Pour nous aider à comprendre une jeune étudiante qui désire avorter dans la France de 1963 (où un tel acte est encore interdit), elle prend le parti de se focaliser entièrement sur son personnage (principalement son visage, mais pas uniquement) et laisse aux images toute la place pour exprimer les doutes et les sentiments. Il fallait pour cela pouvoir s’appuyer sur une jeune actrice capable de porter un tel sujet sur ses épaules, et Anamaria Vartolomei fait figure de choix parfait. Entourée d’acteurs plus expérimentés, dont les rôles très secondaires sont cependant essentiels dans le développement de la jeune femme (Pio Marmaï, Sandrine Bonnaire, Anna Mouglalis), elle parvient d’un regard, d’un mouvement, d’une hésitation à nourrir un personnage, mais aussi des craintes, des hésitations, des désirs impossibles à vivre. (Ce dernier aspect est d’ailleurs essentiel. Au-delà de l’avortement, le sujet principal est peut-être surtout l’impossibilité de vivre ses désirs et la quasi-obligation de transformer le moindre acte en action clandestine.)
Mais revenons à la mise en scène (et au scénario) d’Audrey Diwan. Si la cinéaste épure ses dialogues de tout superflu pour se focaliser sur son actrice, elle ne tombe jamais dans le piège du systématisme et fait toujours le bon choix. L’exemple le plus frappant est sa manière de filmer les deux avortements (en filmant uniquement le visage de l’héroïne pour le premier ; en se focalisant sur Mme Rivière, avec l’héroïne en bordure de cadre pour le suivant).

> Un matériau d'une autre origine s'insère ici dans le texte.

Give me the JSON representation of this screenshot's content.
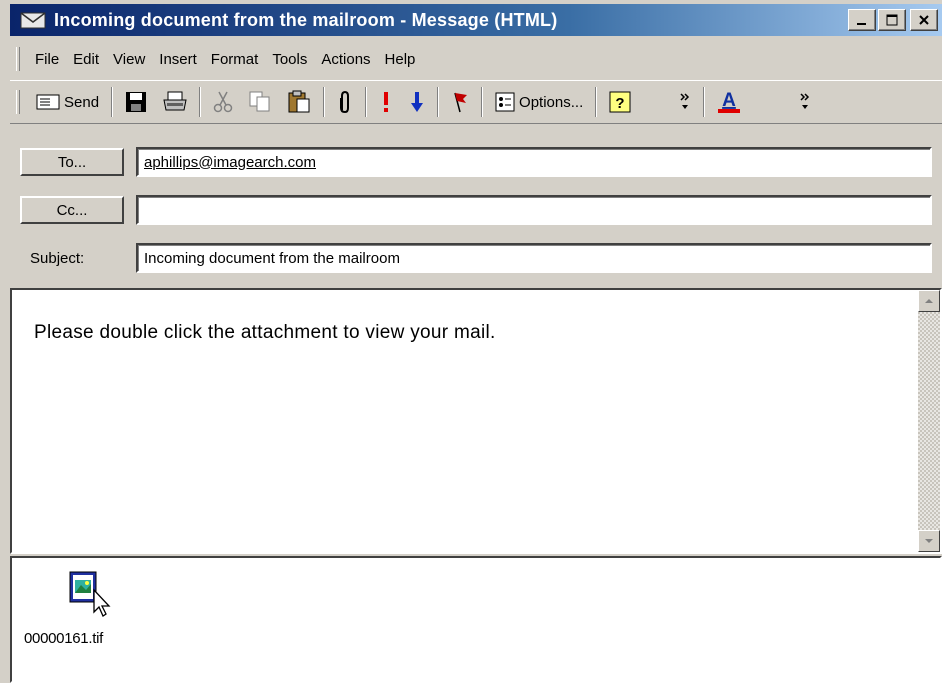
{
  "window": {
    "title": "Incoming document from the mailroom - Message (HTML)"
  },
  "menu": [
    "File",
    "Edit",
    "View",
    "Insert",
    "Format",
    "Tools",
    "Actions",
    "Help"
  ],
  "toolbar": {
    "send_label": "Send",
    "options_label": "Options..."
  },
  "fields": {
    "to_label": "To...",
    "to_value": "aphillips@imagearch.com",
    "cc_label": "Cc...",
    "cc_value": "",
    "subject_label": "Subject:",
    "subject_value": "Incoming document from the mailroom"
  },
  "body": {
    "text": "Please double click the attachment to view your mail."
  },
  "attachment": {
    "filename": "00000161.tif"
  },
  "colors": {
    "titlebar_start": "#0a246a",
    "titlebar_end": "#a6caf0",
    "importance_high": "#e00000",
    "importance_low": "#1030c0",
    "font_color_bar": "#e00000"
  }
}
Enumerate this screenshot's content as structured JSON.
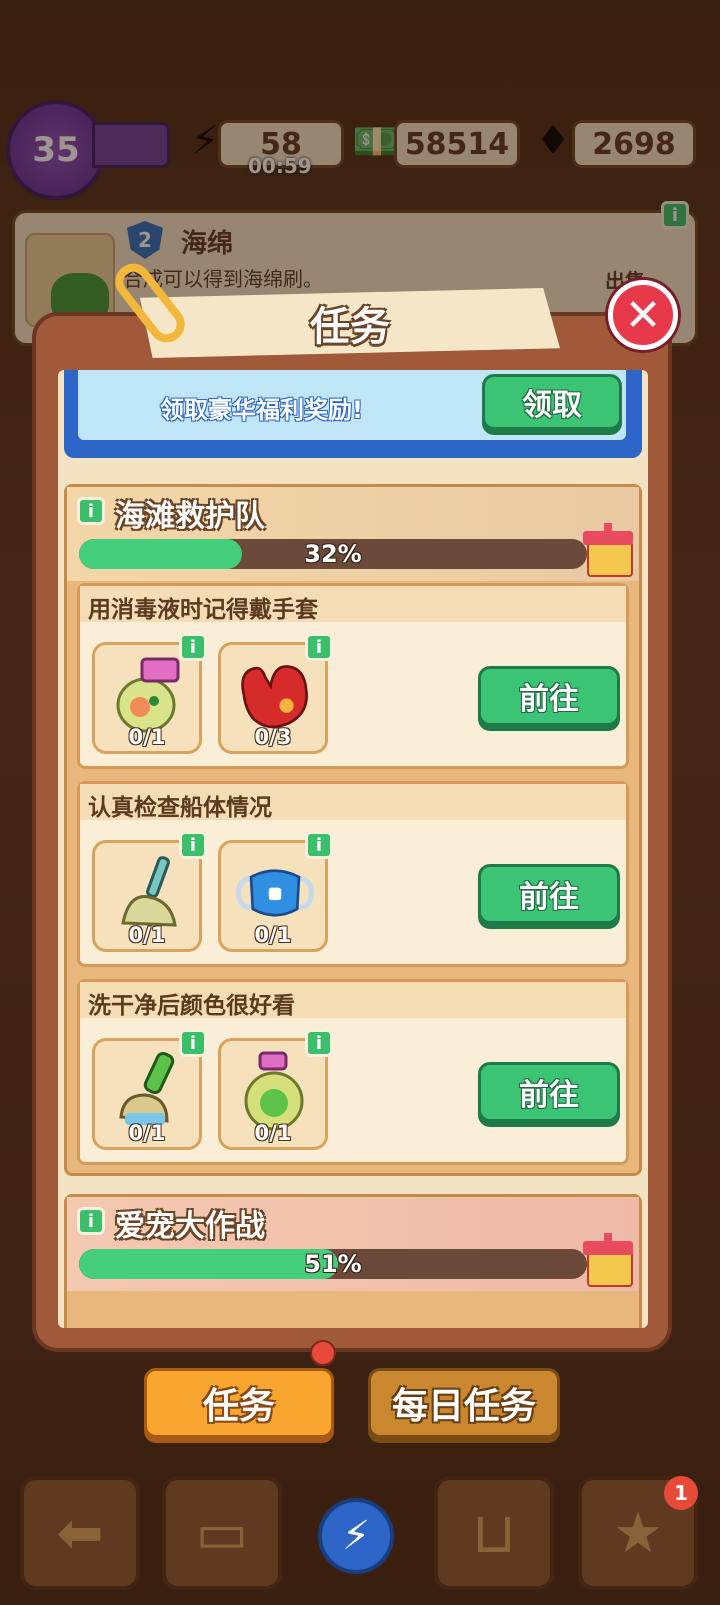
{
  "hud": {
    "level": "35",
    "energy": "58",
    "energy_timer": "00:59",
    "cash": "58514",
    "gems": "2698"
  },
  "info_card": {
    "item_level": "2",
    "item_name": "海绵",
    "description": "合成可以得到海绵刷。",
    "sell_label": "出售"
  },
  "modal": {
    "title": "任务",
    "reward_text": "领取豪华福利奖励!",
    "claim_label": "领取"
  },
  "sections": [
    {
      "title": "海滩救护队",
      "progress_text": "32%",
      "progress": 0.32,
      "tasks": [
        {
          "title": "用消毒液时记得戴手套",
          "go_label": "前往",
          "items": [
            {
              "icon": "disinfectant-bottle-icon",
              "count": "0/1"
            },
            {
              "icon": "red-gloves-icon",
              "count": "0/3"
            }
          ]
        },
        {
          "title": "认真检查船体情况",
          "go_label": "前往",
          "items": [
            {
              "icon": "mop-icon",
              "count": "0/1"
            },
            {
              "icon": "face-mask-icon",
              "count": "0/1"
            }
          ]
        },
        {
          "title": "洗干净后颜色很好看",
          "go_label": "前往",
          "items": [
            {
              "icon": "green-brush-icon",
              "count": "0/1"
            },
            {
              "icon": "detergent-bottle-icon",
              "count": "0/1"
            }
          ]
        }
      ]
    },
    {
      "title": "爱宠大作战",
      "progress_text": "51%",
      "progress": 0.51
    }
  ],
  "tabs": {
    "tasks": "任务",
    "daily_tasks": "每日任务"
  },
  "nav": {
    "badge": "1"
  },
  "colors": {
    "accent_green": "#3cc475",
    "progress_green": "#45cf7d",
    "tab_orange": "#f9a630",
    "close_red": "#e8394a"
  }
}
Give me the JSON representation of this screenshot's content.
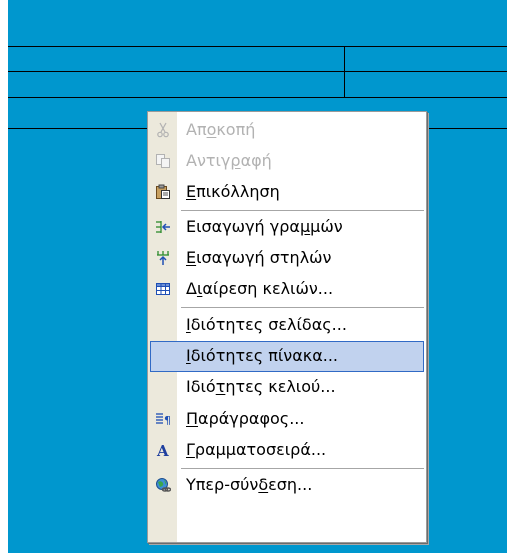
{
  "menu": {
    "items": [
      {
        "id": "cut",
        "pre": "Απ",
        "u": "ο",
        "post": "κοπή",
        "icon": "scissors-icon",
        "disabled": true
      },
      {
        "id": "copy",
        "pre": "Αντιγ",
        "u": "ρ",
        "post": "αφή",
        "icon": "copy-icon",
        "disabled": true
      },
      {
        "id": "paste",
        "pre": "",
        "u": "Ε",
        "post": "πικόλληση",
        "icon": "paste-icon",
        "disabled": false
      },
      {
        "id": "insert-rows",
        "pre": "Εισαγωγή γρα",
        "u": "μ",
        "post": "μών",
        "icon": "insert-rows-icon",
        "disabled": false
      },
      {
        "id": "insert-columns",
        "pre": "",
        "u": "Ε",
        "post": "ισαγωγή στηλών",
        "icon": "insert-columns-icon",
        "disabled": false
      },
      {
        "id": "split-cells",
        "pre": "Δ",
        "u": "ι",
        "post": "αίρεση κελιών...",
        "icon": "split-cells-icon",
        "disabled": false
      },
      {
        "id": "page-properties",
        "pre": "",
        "u": "Ι",
        "post": "διότητες σελίδας...",
        "icon": "",
        "disabled": false
      },
      {
        "id": "table-properties",
        "pre": "",
        "u": "Ι",
        "post": "διότητες πίνακα...",
        "icon": "",
        "disabled": false,
        "selected": true
      },
      {
        "id": "cell-properties",
        "pre": "Ιδιό",
        "u": "τ",
        "post": "ητες κελιού...",
        "icon": "",
        "disabled": false
      },
      {
        "id": "paragraph",
        "pre": "",
        "u": "Π",
        "post": "αράγραφος...",
        "icon": "paragraph-icon",
        "disabled": false
      },
      {
        "id": "font",
        "pre": "",
        "u": "Γ",
        "post": "ραμματοσειρά...",
        "icon": "font-icon",
        "disabled": false
      },
      {
        "id": "hyperlink",
        "pre": "Υπερ-σύν",
        "u": "δ",
        "post": "εση...",
        "icon": "hyperlink-icon",
        "disabled": false
      }
    ]
  },
  "colors": {
    "table_background": "#0097ce",
    "menu_gutter": "#ece9dc",
    "selection_fill": "#c1d2ee",
    "selection_border": "#316ac5",
    "disabled_text": "#b2b2b2"
  }
}
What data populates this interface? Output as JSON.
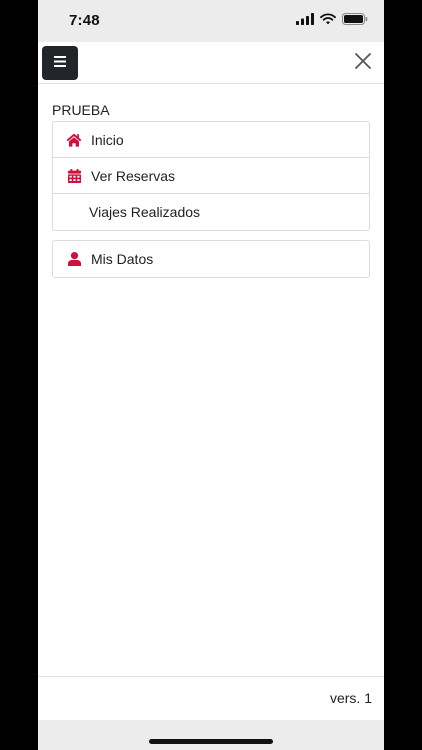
{
  "status_bar": {
    "time": "7:48",
    "icons": [
      "signal-icon",
      "wifi-icon",
      "battery-icon"
    ]
  },
  "toolbar": {
    "menu_icon": "hamburger-menu-icon",
    "close_icon": "close-icon"
  },
  "section": {
    "title": "PRUEBA"
  },
  "menu": {
    "items": [
      {
        "label": "Inicio",
        "icon": "home-icon"
      },
      {
        "label": "Ver Reservas",
        "icon": "calendar-icon"
      },
      {
        "label": "Viajes Realizados",
        "icon": ""
      }
    ]
  },
  "account": {
    "items": [
      {
        "label": "Mis Datos",
        "icon": "user-icon"
      }
    ]
  },
  "footer": {
    "version": "vers. 1"
  },
  "colors": {
    "accent": "#d0103a",
    "menu_button": "#22252a",
    "chrome": "#ececec"
  }
}
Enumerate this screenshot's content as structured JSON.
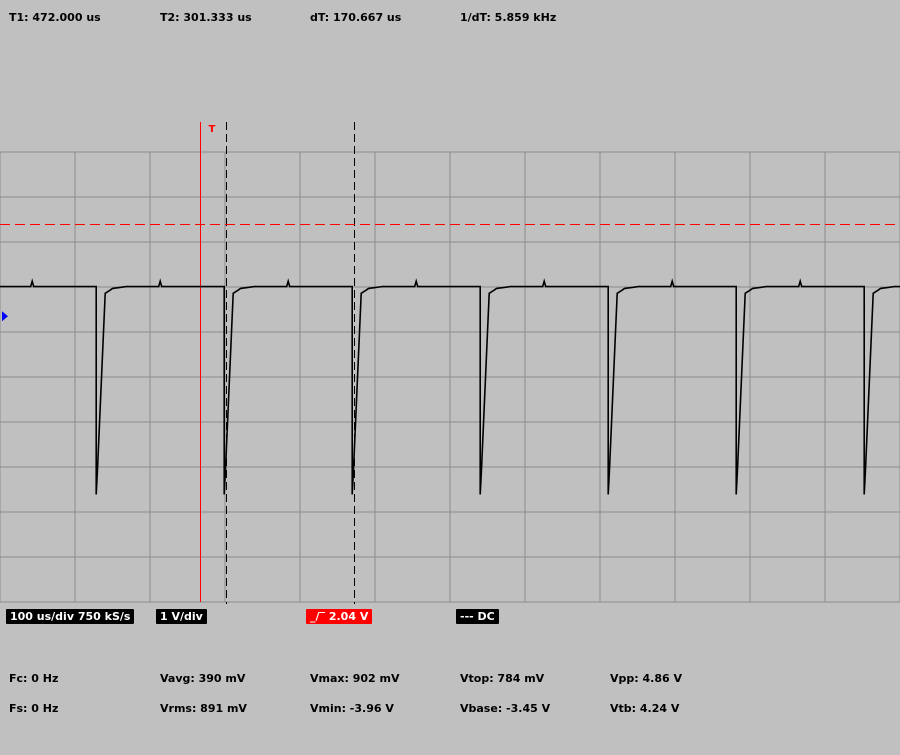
{
  "cursors": {
    "t1": "T1: 472.000 us",
    "t2": "T2: 301.333 us",
    "dt": "dT: 170.667 us",
    "inv_dt": "1/dT: 5.859 kHz"
  },
  "trigger_marker": "T",
  "status": {
    "timebase": "100 us/div 750 kS/s",
    "vdiv": "1 V/div",
    "trigger_level": "_/‾ 2.04 V",
    "coupling": "--- DC"
  },
  "measurements": {
    "fc": "Fc: 0 Hz",
    "fs": "Fs: 0 Hz",
    "vavg": "Vavg: 390 mV",
    "vrms": "Vrms: 891 mV",
    "vmax": "Vmax: 902 mV",
    "vmin": "Vmin: -3.96 V",
    "vtop": "Vtop: 784 mV",
    "vbase": "Vbase: -3.45 V",
    "vpp": "Vpp: 4.86 V",
    "vtb": "Vtb: 4.24 V"
  },
  "colors": {
    "background": "#c0c0c0",
    "grid": "#8c8c8c",
    "trace": "#000000",
    "trigger": "#ff0000",
    "ground_marker": "#0000ff"
  },
  "chart_data": {
    "type": "line",
    "x_unit": "us",
    "y_unit": "V",
    "divisions": {
      "x": 12,
      "y": 10
    },
    "time_per_div_us": 100,
    "volts_per_div": 1,
    "xlim_us": [
      -267,
      933
    ],
    "ylim_v": [
      -6.35,
      3.65
    ],
    "grid": true,
    "trigger_time_us": 0,
    "trigger_level_v": 2.04,
    "cursor_times_us": [
      34.7,
      205.3
    ],
    "pulse_period_us": 170.667,
    "first_pulse_us": -138.7,
    "v_high": 0.66,
    "v_base": -3.45,
    "v_min": -3.96,
    "v_max": 0.9
  }
}
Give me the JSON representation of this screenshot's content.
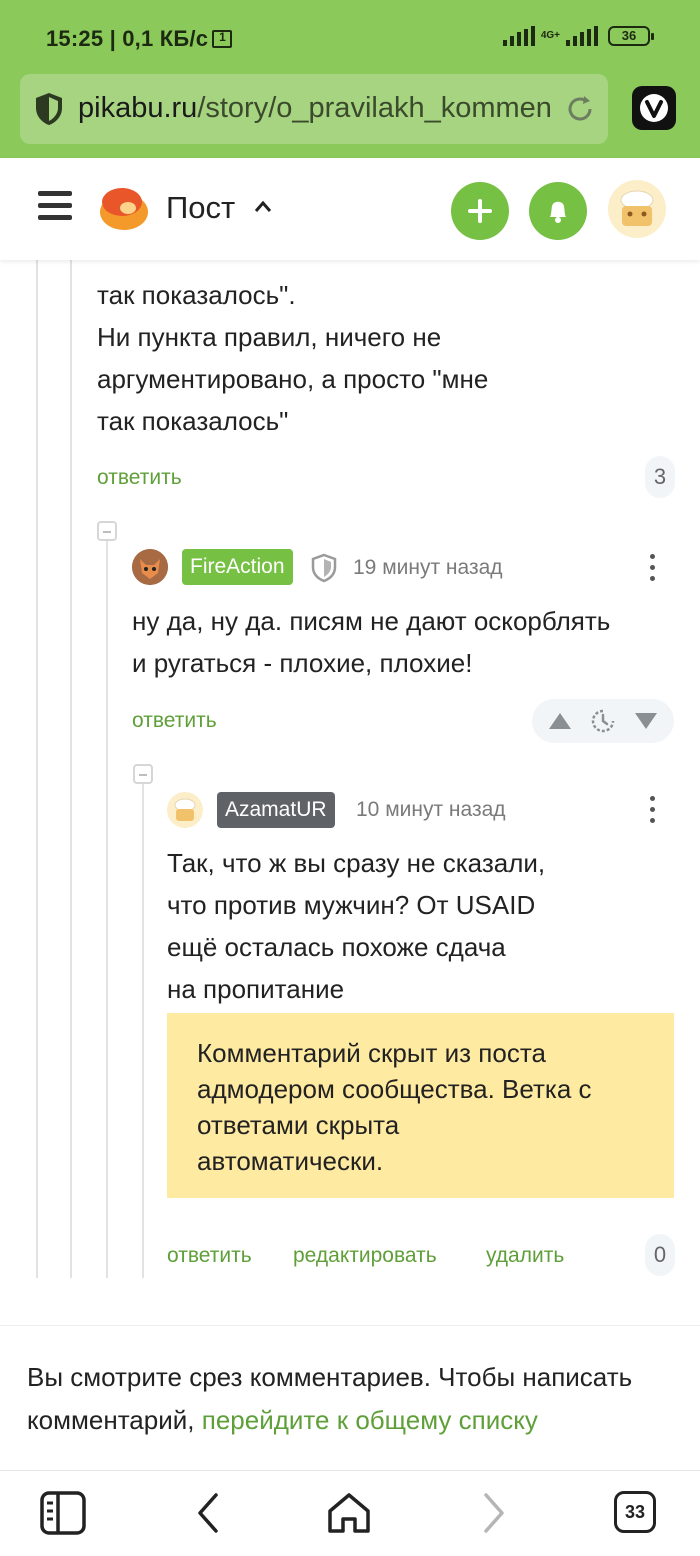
{
  "status_bar": {
    "time_speed": "15:25 | 0,1 КБ/с",
    "network": "4G+",
    "battery": "36"
  },
  "browser": {
    "url_domain": "pikabu.ru",
    "url_path": "/story/o_pravilakh_komment",
    "tabs_count": "33"
  },
  "header": {
    "title": "Пост"
  },
  "comment_parent": {
    "lines": [
      "так показалось\".",
      "Ни пункта правил, ничего не",
      "аргументировано, а просто \"мне",
      "так показалось\""
    ],
    "reply_label": "ответить",
    "replies_count": "3"
  },
  "comment_fireaction": {
    "nick": "FireAction",
    "time": "19 минут назад",
    "lines": [
      "ну да, ну да. писям не дают оскорблять",
      "и ругаться - плохие, плохие!"
    ],
    "reply_label": "ответить"
  },
  "comment_azamat": {
    "nick": "AzamatUR",
    "time": "10 минут назад",
    "lines": [
      "Так, что ж вы сразу не сказали,",
      "что против мужчин? От USAID",
      "ещё осталась похоже сдача",
      "на пропитание"
    ],
    "hidden_note": [
      "Комментарий скрыт из поста",
      "адмодером сообщества. Ветка с",
      "ответами скрыта",
      "автоматически."
    ],
    "reply_label": "ответить",
    "edit_label": "редактировать",
    "delete_label": "удалить",
    "replies_count": "0"
  },
  "footer_info": {
    "text": "Вы смотрите срез комментариев. Чтобы написать комментарий,",
    "link": "перейдите к общему списку"
  },
  "colors": {
    "brand_green": "#76c044",
    "status_green": "#8bc95a",
    "link_green": "#5f9f39",
    "fireaction_badge": "#76c044",
    "azamat_badge": "#5f6368",
    "hidden_note_bg": "#feeaa1"
  }
}
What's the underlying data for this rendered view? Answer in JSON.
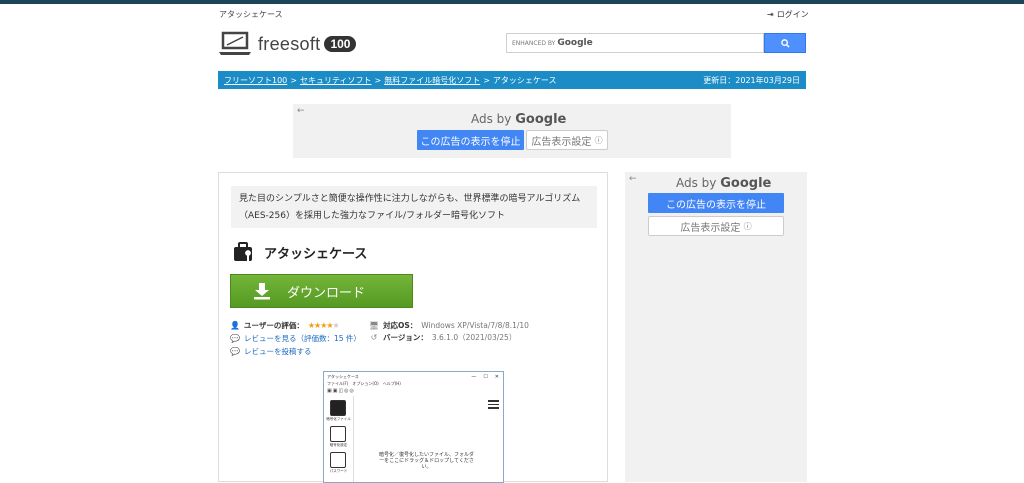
{
  "header": {
    "site_name": "アタッシェケース",
    "login_label": "ログイン",
    "logo_brand": "freesoft",
    "logo_number": "100"
  },
  "search": {
    "enhanced_prefix": "ENHANCED BY",
    "provider": "Google",
    "button_icon": "search-icon"
  },
  "breadcrumb": {
    "items": [
      "フリーソフト100",
      "セキュリティソフト",
      "無料ファイル暗号化ソフト"
    ],
    "separator": ">",
    "current": "アタッシェケース",
    "updated": "更新日：2021年03月29日"
  },
  "ads": {
    "ads_by": "Ads by",
    "google": "Google",
    "stop_label": "この広告の表示を停止",
    "settings_label": "広告表示設定",
    "info_glyph": "ⓘ",
    "back_glyph": "←"
  },
  "app": {
    "description": "見た目のシンプルさと簡便な操作性に注力しながらも、世界標準の暗号アルゴリズム（AES-256）を採用した強力なファイル/フォルダー暗号化ソフト",
    "title": "アタッシェケース",
    "download_label": "ダウンロード",
    "user_rating_label": "ユーザーの評価：",
    "rating_stars": 4,
    "rating_max": 5,
    "review_link": "レビューを見る（評価数：15 件）",
    "post_review_link": "レビューを投稿する",
    "os_label": "対応OS：",
    "os_value": "Windows XP/Vista/7/8/8.1/10",
    "version_label": "バージョン：",
    "version_value": "3.6.1.0（2021/03/25）"
  },
  "screenshot": {
    "window_title": "アタッシェケース",
    "menu": "ファイル(F)　オプション(O)　ヘルプ(H)",
    "side_captions": [
      "暗号化ファイル",
      "暗号化設定",
      "パスワード"
    ],
    "drop_text": "暗号化／復号化したいファイル、フォルダーをここにドラッグ＆ドロップしてください。"
  },
  "colors": {
    "breadcrumb_bg": "#1b8cc6",
    "download_green": "#5fa629",
    "ad_button_blue": "#4285f4",
    "top_bar": "#1d4458"
  }
}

Mais n'allez pas imaginer qu’une telle maîtrise engendre de la froideur. Anamaria Vartolomei (et donc, à travers elle, son personnage) étant au centre du dispositif, il n’en est jamais rien. Le film nous touche et nous émeut, comme le ferait probablement la Anne qu’il fait vivre sous nos yeux : avec réserve, délicatesse, beauté et intelligence.